木造軸組構法においては、合板厚さ、くぎ種類、くぎ間隔、仕様(大壁/真壁ほか)を変えた多くの耐力壁を開発し、国交省大臣認定を取得している実績を踏まえ、(1)これまでの知見を基に高強度耐力壁の仕様を設計し、性能を確認する予備試験を実施すること(実施場所:東京大学)、(2)最終仕様を選定し、評価機関において評価を受けること(実施場所:(財)日本住宅・木材技術センター)の2点を実施したものである。
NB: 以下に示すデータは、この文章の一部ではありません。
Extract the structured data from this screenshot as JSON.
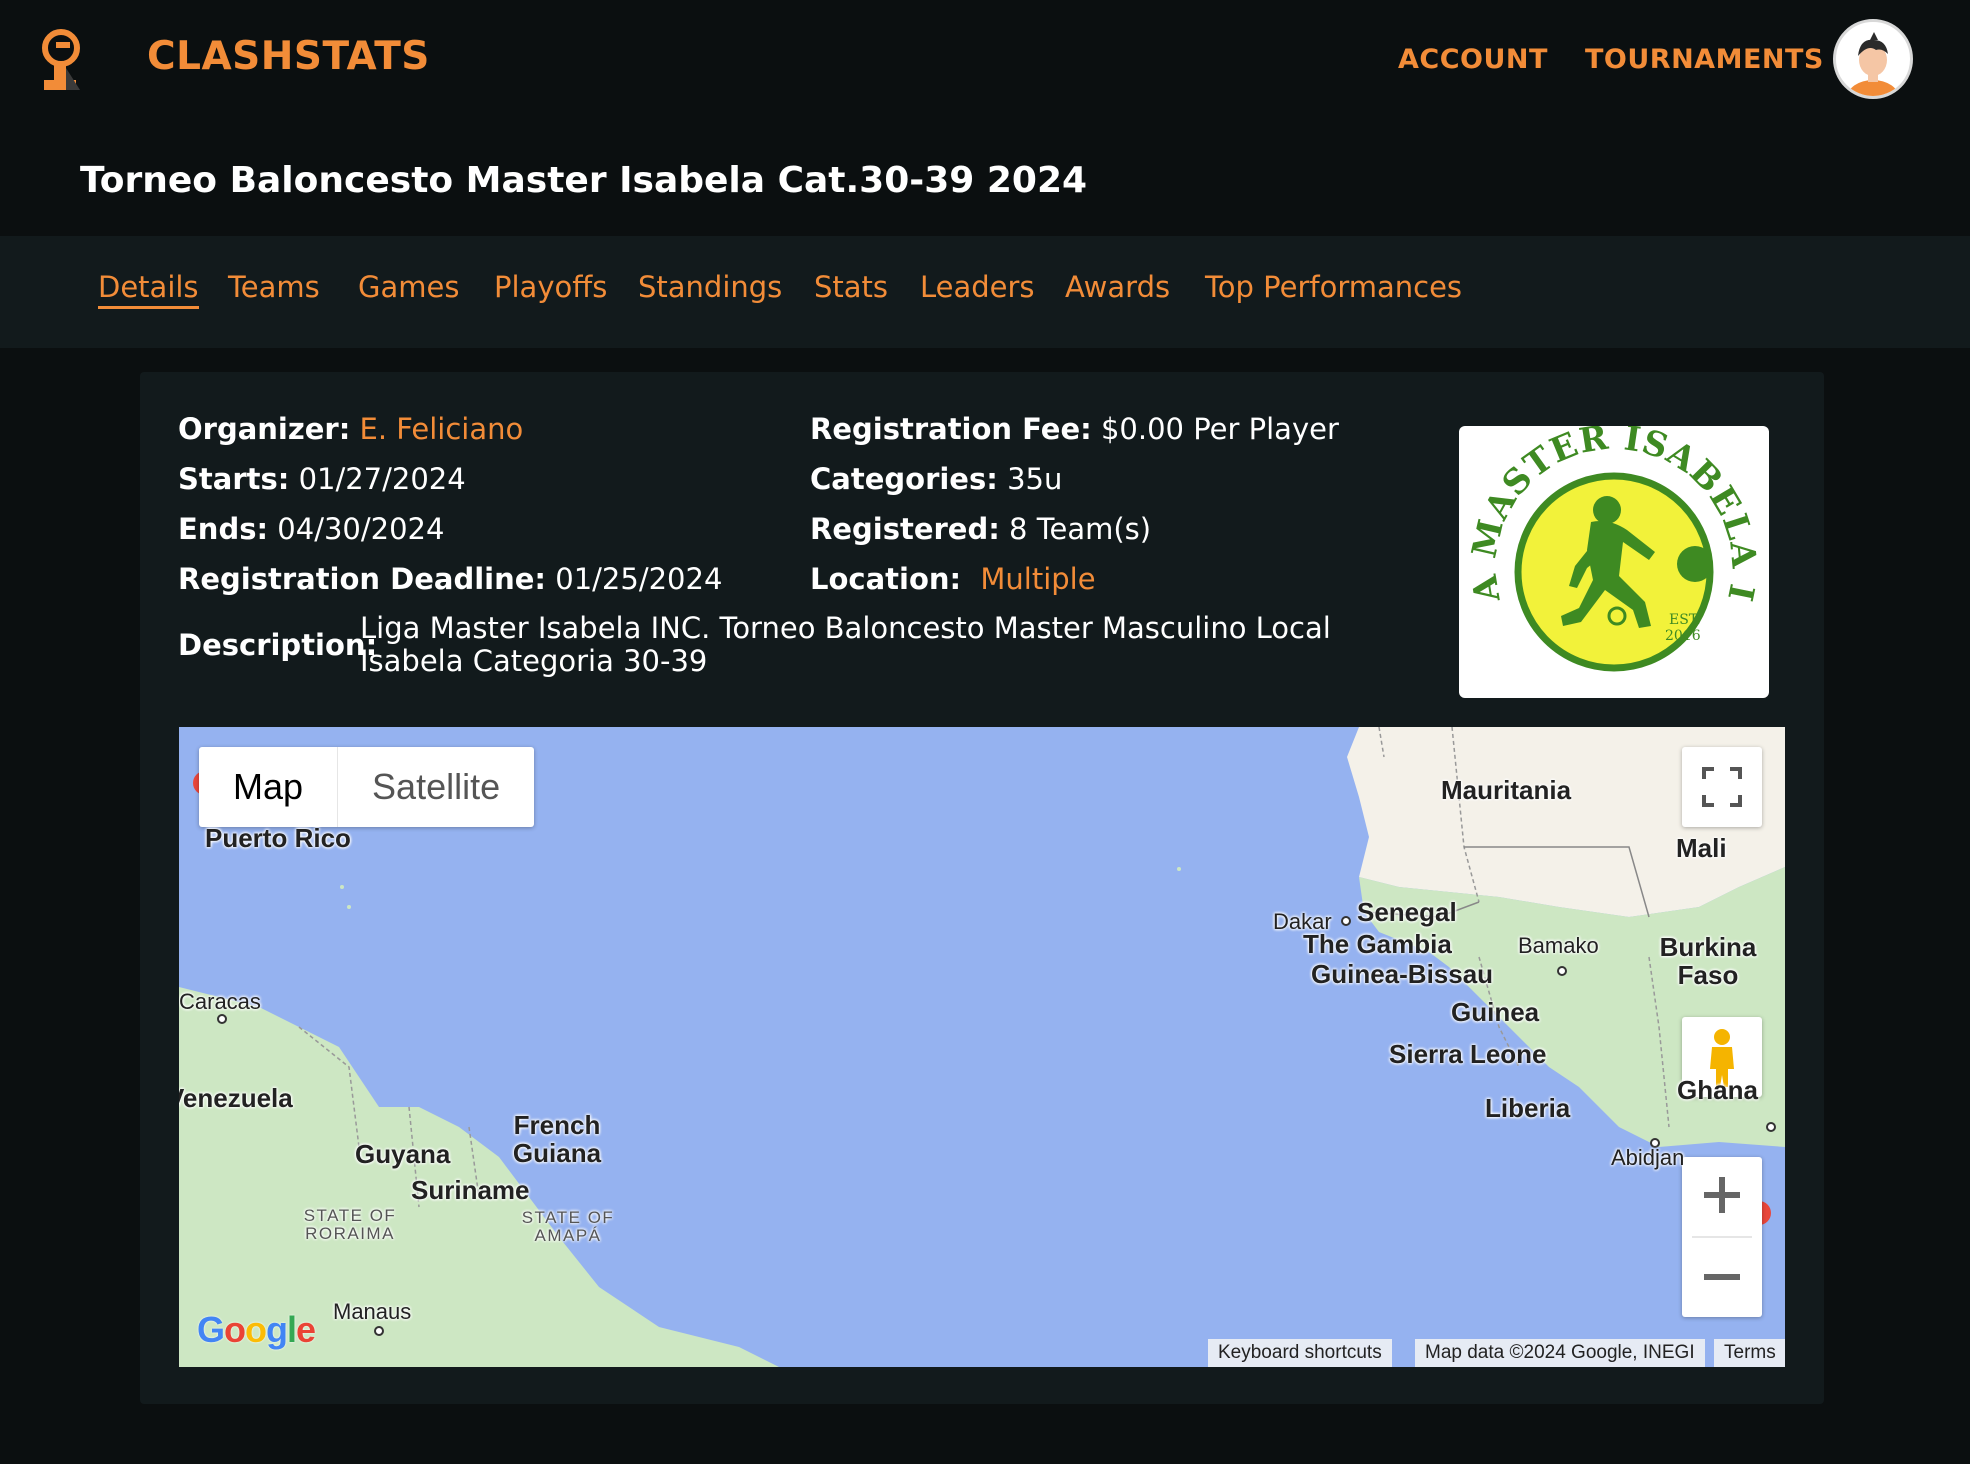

高強度耐力壁の評価を受けた仕様と評価結果は以下のとおりである。

合板 くぎ 倍率
樹種 厚さ(mm) 張り方 種類 間隔(mm)
全層スギ 12 片面 CN50 50-200 6.1
CN65 100-200 4.2
75-200 5.2
50-200 6.1

これらにより、全層スギを原料とした合板を張った耐力壁によって、目標が達成された。また、これら以外に、合板の両面を枠組材で挟んで固定する新規構成による耐力壁の検討も行い、極めて高い性能を有することも確認している。さらに、耐力壁の評価の際に必要とされる事故的水掛かりによる低減係数の導出も行っている点は、高く評価される。事業の成果と今後の課題として、(1)評価書に基づき、国土交通大臣の認定を取得すること、(2)開発した耐力壁の技術資料を整備し、(社)日本ツーバイフォー建築協会等を通して、普及に努めること、が挙げられており、今後事業体が独自に実現を目指すとしている。
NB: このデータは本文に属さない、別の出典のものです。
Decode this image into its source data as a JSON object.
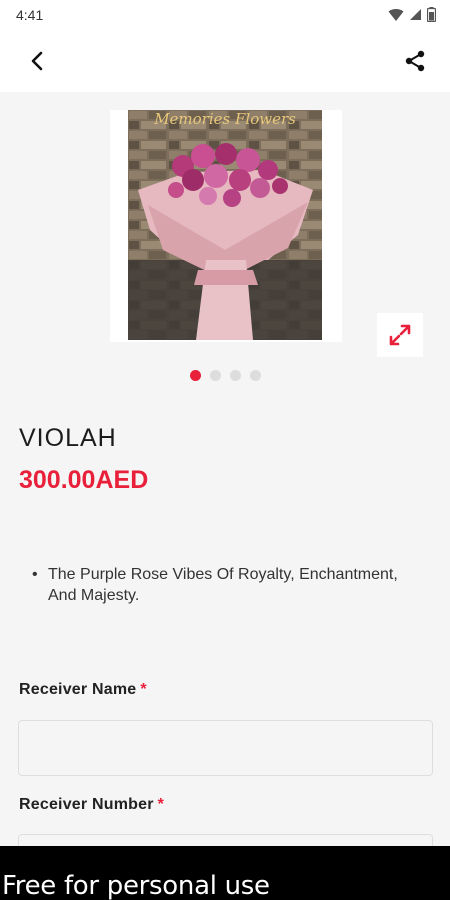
{
  "status_bar": {
    "time": "4:41",
    "icons": [
      "wifi-icon",
      "cell-signal-icon",
      "battery-icon"
    ]
  },
  "app_bar": {
    "back_icon": "chevron-left-icon",
    "share_icon": "share-icon"
  },
  "gallery": {
    "image_caption": "Memories Flowers",
    "image_count": 4,
    "active_index": 0,
    "expand_icon": "expand-icon"
  },
  "product": {
    "name": "VIOLAH",
    "price": "300.00AED",
    "description_bullet": "•",
    "description": "The Purple Rose Vibes Of Royalty, Enchantment, And Majesty."
  },
  "form": {
    "receiver_name_label": "Receiver Name",
    "receiver_name_value": "",
    "receiver_number_label": "Receiver Number",
    "receiver_number_value": "",
    "required_mark": "*"
  },
  "watermark": {
    "text": "Free for personal use"
  },
  "colors": {
    "accent": "#e8203a",
    "background": "#f5f5f5"
  }
}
以上まとめると、本事業で得られた成果は、木造戸建て住宅の性能向上に資するのみならず、公共建築物等の中層・大規模建築にも発展可能な技術であり、地域材の需要拡大に大きな役割を果たすと考えられる。


複合パネル・耐力壁関係のまとめ
本グループの開発対象とする複合パネル・耐力壁は、軸材料と面材料の組み合わせよって成り立つ、いわゆる複合部材である。複合部材においては、材料単体の性能のみから部材全体の性能を予測・設計する手法は必ずしも確立していない。このことは、新規に開発した部材の実用性を評価する際に、実験的手法によって性能の統計的下限値を保証する必要があることを意味し、膨大な時間と労力を要する製品開発上の障壁となっている。その一方、部材の要求性能を達成する方法として、使用材料の構成方法に関する検討を行うことで、必ずしも性能が高い材料を使用する必要はないことも示している。すなわち、本グループの成果は、構成材料の性能値にとらわれず、利用方法を工夫することで実用化が可能となることを明らかとした点で、スギ等地域材を枠組壁工法建築物に使用するための技術開発課題として大きな意味を持つと考えられる。これらの複合部材は、新たな地域材の需要先として極めて有望であることから、今後、残された課題が早急に解決されることを期待する。